Walgreens Tries to Vacate $642 Million
Award in Drug Pricing Dispute

     Retail pharmacy giant Walgreen Co. is blaming a Washington, D.C., law firm for contributing to what it calls a “miscarriage of justice” in a $642 million judgment levied against it recently by an arbitrator in a drug pricing dispute.
     Attorneys for Walgreens filed a motion last week asking a federal court to vacate the award to Humana Health Plan.
     Humana accused Walgreens of overcharging on drug prices in breach of prescription drug reimbursement contracts.
     An arbitrator from the American Arbitration Association said he compared the usual and customary prices charged for drugs to the prices Walgreens charged Humana to arrive at the $642 million figure.
     Walgreens responded in its filing by saying that “no ordinary reader of the contract at issue would find that Walgreens had done anything wrong, and when the evidence showed Humana was fully aware of Walgreens’ approach and did nothing until solicited by conflicted counsel. This miscarriage of justice should not be permitted to stand.”
     Walgreens also said the law firm Crowell & Moring should have been disqualified for a conflict of interest in representing Humana. Years earlier, the firm advised Walgreens on the kind of drug pricing involved in the Humana dispute.
     "The result was that the arbitrator awarded a massive windfall to Humana," Reed Smith attorneys said in a court filing.
     Walgreens sued Crowell & Moring in 2021 in District of Columbia Superior Court seeking indemnification from any award to Humana and ordering the firm to relinquish any legal fees it earned in the case. Walgreens lost at the trial level but is appealing.

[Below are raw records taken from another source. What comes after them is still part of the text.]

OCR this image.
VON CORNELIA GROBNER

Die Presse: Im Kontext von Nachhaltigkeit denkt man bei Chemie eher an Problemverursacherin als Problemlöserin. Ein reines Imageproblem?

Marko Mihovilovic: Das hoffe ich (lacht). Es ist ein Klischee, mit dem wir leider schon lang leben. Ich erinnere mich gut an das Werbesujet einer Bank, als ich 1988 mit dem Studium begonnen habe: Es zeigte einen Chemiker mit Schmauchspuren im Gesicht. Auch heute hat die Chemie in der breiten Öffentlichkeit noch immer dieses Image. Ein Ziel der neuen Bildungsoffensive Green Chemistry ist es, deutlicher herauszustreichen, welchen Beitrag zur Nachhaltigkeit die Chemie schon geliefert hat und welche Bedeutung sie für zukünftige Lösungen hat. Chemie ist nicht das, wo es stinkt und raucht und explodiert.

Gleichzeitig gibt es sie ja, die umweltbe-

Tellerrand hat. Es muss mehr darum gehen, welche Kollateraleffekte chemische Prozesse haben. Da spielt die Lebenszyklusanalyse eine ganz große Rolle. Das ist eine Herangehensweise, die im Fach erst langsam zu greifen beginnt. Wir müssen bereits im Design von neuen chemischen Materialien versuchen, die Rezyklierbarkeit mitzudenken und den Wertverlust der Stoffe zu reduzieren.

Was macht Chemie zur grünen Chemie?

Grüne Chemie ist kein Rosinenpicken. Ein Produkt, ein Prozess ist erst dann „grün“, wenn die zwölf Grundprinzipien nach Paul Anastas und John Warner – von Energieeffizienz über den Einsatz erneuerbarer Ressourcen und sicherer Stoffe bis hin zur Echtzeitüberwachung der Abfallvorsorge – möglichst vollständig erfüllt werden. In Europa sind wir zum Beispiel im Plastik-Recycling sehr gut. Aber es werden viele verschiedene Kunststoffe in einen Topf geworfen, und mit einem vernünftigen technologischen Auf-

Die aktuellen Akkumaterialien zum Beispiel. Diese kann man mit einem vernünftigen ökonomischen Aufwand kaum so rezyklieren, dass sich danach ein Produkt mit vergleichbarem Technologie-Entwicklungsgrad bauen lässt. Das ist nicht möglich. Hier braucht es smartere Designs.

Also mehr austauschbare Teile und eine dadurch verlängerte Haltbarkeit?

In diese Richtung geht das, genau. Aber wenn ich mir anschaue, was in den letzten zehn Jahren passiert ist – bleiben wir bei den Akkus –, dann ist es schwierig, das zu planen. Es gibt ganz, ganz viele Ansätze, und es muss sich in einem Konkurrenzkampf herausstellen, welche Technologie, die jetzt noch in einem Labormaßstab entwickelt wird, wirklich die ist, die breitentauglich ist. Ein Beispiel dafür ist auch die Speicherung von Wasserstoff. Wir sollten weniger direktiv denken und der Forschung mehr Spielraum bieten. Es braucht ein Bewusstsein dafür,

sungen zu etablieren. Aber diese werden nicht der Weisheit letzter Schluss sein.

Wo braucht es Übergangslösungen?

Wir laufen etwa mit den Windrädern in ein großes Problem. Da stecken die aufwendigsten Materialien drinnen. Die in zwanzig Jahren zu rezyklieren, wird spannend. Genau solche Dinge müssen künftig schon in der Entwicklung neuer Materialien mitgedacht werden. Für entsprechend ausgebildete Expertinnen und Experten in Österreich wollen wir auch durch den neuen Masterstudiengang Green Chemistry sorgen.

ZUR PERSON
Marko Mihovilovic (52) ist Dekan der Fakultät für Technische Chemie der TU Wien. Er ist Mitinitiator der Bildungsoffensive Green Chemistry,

     Crowell & Moring said in a statement that the Walgreens accusations were “meritless” and the firm was "confident that the arbitrator's thorough and well-reasoned award will be affirmed."
     Humana said in a separate filing asking the court to affirm the $642 million award that Walgreens submitted "millions of falsely-inflated" claims for reimbursement on drugs.
     The case is Walgreen Co v. Humana Health Plan Inc, U.S. District Court, District of Columbia, No. 1:22-cv-00307-ACR.